What has been poorly interrogated is the possibility that microglial dysfunction may precipitate vascular dysfunction in AD. Our recent work suggested that microglia may regulate blood vessel structure and function.

Whether and how this is disrupted in AD is not known, but we believe that our findings have potential implications to improve AD outcomes by targeting features of vascular dysfunction through ameliorating microglial dysfunction. We're excited by this prospect and have a lot of fundamental science work to do to test this possibility.

What recent discovery/paper/presentation has impacted the way you think?

There are a lot of exciting papers coming out. But one that really intrigues me is from the Holtzman Lab at Washington University in St. Louis that was published this year in Nature

Speaking of the interaction between the nervous and immune systems, this study showed that in AD, T cells, which are immune cells that do not normally reside in the brain, infiltrate the brain in response to certain disease hallmarks. This infiltration was observed in both human tissue and mouse models of the disease. Interestingly, these T cells were shown to promote neurodegeneration in concert with microglia.

What is exciting about this research is that it suggests that immunotherapies targeting the peripheral (outside the brain) immune system as well as the central (the brain’s) immune system could be a beneficial approach to treating AD.

What made you choose UVA Health as the place to do your research?

During my postdoctoral training, it became clear that UVA Health was one of the foremost research centers interested in examining the interface between the immune and nervous systems, especially within the context of neurodevelopmental and neurodegenerative diseases.

Because I was already interested in doing research on microglia, the brain’s resident immune cell, but had not studied them with robust immunological training, this environment, and especially the researchers at UVA’s Brain Immunology and Glia (BIG) Center, was extremely desirable as a place for me to build my research career.

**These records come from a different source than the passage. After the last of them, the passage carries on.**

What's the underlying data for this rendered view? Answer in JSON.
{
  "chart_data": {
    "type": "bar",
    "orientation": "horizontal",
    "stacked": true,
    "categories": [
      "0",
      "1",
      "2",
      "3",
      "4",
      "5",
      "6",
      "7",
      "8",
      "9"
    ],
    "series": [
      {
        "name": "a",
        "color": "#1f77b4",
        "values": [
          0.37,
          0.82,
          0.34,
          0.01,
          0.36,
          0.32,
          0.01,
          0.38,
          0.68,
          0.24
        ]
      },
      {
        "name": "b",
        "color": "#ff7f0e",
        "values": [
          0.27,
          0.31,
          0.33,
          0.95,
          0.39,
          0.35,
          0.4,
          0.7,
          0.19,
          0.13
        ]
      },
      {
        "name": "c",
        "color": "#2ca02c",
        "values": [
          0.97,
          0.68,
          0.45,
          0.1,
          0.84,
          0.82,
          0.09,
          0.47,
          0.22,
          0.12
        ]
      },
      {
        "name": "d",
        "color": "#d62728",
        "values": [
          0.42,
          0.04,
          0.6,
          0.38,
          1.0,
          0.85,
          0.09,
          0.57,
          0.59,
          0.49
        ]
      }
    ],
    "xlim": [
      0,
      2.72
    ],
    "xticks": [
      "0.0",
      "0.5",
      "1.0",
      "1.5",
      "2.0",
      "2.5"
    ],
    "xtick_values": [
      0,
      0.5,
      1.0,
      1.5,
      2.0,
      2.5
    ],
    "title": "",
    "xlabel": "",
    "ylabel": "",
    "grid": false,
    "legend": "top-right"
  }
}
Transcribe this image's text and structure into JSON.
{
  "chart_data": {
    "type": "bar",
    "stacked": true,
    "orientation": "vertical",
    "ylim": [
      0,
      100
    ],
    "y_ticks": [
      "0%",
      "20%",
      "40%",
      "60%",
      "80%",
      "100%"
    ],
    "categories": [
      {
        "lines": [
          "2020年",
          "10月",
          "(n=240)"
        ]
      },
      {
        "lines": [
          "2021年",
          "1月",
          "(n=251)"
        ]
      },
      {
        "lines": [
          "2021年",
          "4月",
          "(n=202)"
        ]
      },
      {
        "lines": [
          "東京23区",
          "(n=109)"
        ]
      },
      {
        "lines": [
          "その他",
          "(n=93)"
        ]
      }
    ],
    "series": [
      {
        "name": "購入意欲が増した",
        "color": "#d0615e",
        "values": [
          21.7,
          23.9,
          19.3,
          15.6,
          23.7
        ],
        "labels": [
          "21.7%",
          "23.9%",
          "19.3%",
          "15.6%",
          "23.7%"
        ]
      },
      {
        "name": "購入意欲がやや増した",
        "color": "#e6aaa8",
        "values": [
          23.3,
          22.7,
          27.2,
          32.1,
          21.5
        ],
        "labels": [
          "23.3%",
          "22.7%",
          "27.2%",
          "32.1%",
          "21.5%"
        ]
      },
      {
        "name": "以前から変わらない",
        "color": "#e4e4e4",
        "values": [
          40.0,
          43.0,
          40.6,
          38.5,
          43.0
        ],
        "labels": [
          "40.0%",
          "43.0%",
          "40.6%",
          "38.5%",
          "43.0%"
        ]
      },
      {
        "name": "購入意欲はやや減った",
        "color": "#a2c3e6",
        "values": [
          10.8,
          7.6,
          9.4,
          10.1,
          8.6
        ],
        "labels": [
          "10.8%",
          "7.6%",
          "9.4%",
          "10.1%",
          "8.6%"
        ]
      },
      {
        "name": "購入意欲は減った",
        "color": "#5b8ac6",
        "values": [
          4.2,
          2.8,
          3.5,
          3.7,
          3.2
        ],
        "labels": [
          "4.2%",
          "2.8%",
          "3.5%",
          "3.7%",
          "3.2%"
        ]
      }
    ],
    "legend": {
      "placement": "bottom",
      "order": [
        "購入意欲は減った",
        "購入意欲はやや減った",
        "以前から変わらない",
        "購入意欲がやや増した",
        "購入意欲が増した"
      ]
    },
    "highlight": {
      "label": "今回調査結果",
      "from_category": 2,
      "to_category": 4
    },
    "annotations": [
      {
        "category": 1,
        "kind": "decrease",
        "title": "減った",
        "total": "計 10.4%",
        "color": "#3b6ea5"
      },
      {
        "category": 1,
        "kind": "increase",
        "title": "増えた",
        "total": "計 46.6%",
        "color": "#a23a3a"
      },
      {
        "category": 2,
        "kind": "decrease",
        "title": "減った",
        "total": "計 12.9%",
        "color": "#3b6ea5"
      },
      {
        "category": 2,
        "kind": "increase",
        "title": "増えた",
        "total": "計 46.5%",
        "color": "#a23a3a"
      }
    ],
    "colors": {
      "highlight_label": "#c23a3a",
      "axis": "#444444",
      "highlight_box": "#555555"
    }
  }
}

What do you wish more people knew about your area of research?

I wish more people knew about the promise microglia can hold for neurological disease. They are a first-line defense in the brain and serve as your brain's innate immune cells and, therefore, are very important for brain function.

Moreover, because they are not originally born in the brain, they have unique receptors that we can target in disease to potentially help alleviate brain pathologies. This is a very exciting prospect.

How did you become interested in your area of research?

My journey to my research field had to do with mentors who guided me appropriately. In graduate school, the leader of a lab, Dr. Michael Dailey, selected me to join his lab to study microglia at a time I did not know much about the brain or had ever heard of the term “microglia.” He developed my abilities to become interested in microglial research in development.

I then pursued postdoctoral training with Dr. Long-Jun Wu, who was also extremely passionate about neuroscience broadly, but microglia in disease specifically. He also helped to extend and cement my interest in this field.

Finally, as a leader of my own lab at UVA Health, I derive much inspiration from my fellow colleagues here who are doing incredible work all around, as well as the diverse members of my lab doing the research and coming up with very exciting results.